Nach einer Weile klopfte es.

Ein Franciscaner trat herein … blaß, lang, hager, bloßen Halses, nackt an den nur durch Sandalen geschützten Füßen, das Haupt geschoren, der Blick eine Weile scharf, dann sogleich unstet, wie auch das ganze Wesen erst eine kurze elastische Spannung bot, dann sogleich sich wie träumerisch nachlässig gleichsam gehen ließ. Der Kopf war scharf geschnitten und sah sozusagen eher chinesisch aus als germanisch … beim Sprechen öffneten sich kaum die Lippen, die Worte kamen flüsternd zu Gehör, aber mit außerordentlicher Bestimmtheit und Sicherheit.

Der Mönch nannte sich kurzweg den Pater Sebastus aus dem Kloster Himmelpfort, auf Urlaub befindlich, »einen Mönch in partibus infidelium«.
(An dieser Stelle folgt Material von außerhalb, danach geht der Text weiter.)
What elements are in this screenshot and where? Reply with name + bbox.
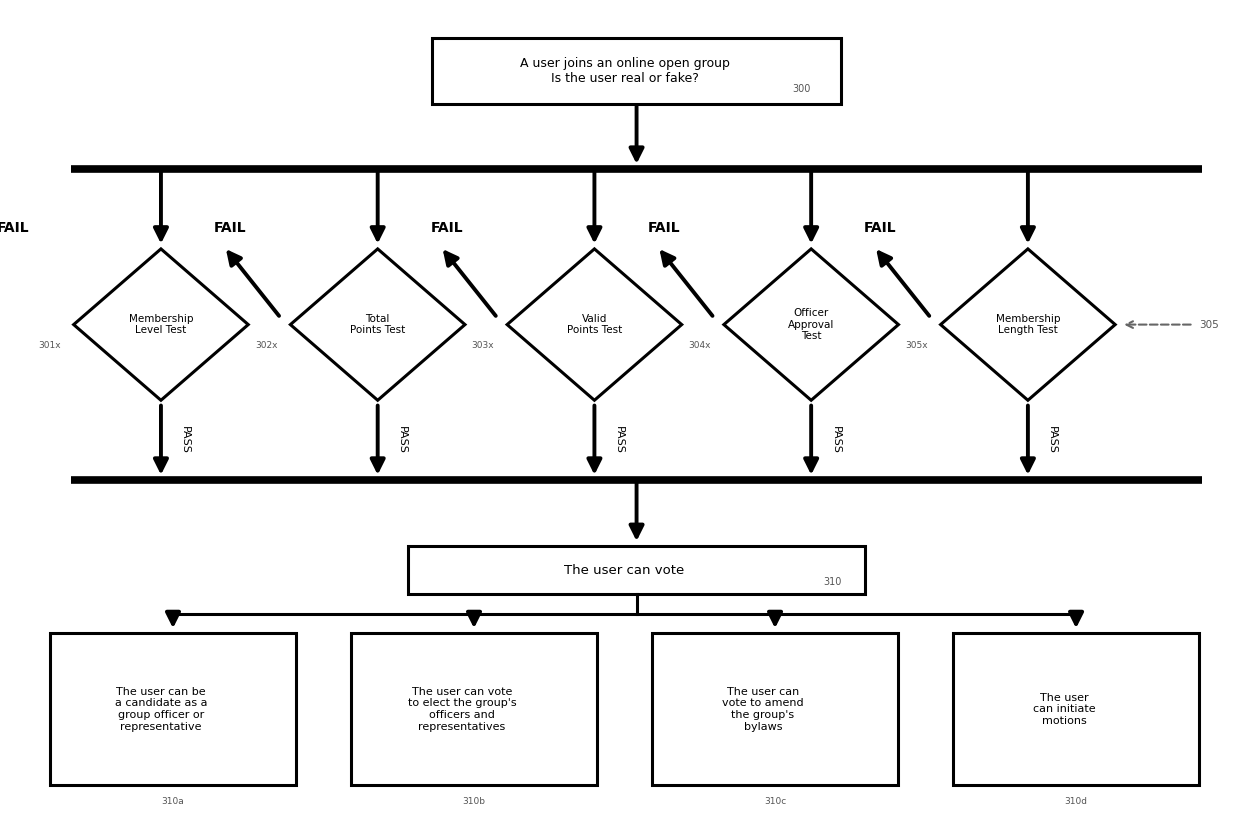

Bei diesem einen Worte schon, das er nur so in erster Anrede an Bonaventura hinwarf, schien es fast, als wollte er sich damit aus der Sphäre herausheben, in die ihn seine Tracht drückte. Er glich so fast jenen Zurückgekommenen, die der Zufall in untergeordnete Lebensstellungen drängte und die dann nie unterlassen werden,[139] in Gegenwart der Stände, denen sie früher angehörten, sich durch ein hingeworfenes gewählteres Wort, eine französische Phrase in ihrem eigentlichen Werthe kenntlicher zu machen oder auch jenen lateinischen alten Studenten, die mit einem: Vir doctissime, illustrissime! auf dem Lande hospitiren und sich bei dem, der studirt hat, durch ein romantisches Anklingenlassen schönerer Jugendzeit ein Viaticum erbitten.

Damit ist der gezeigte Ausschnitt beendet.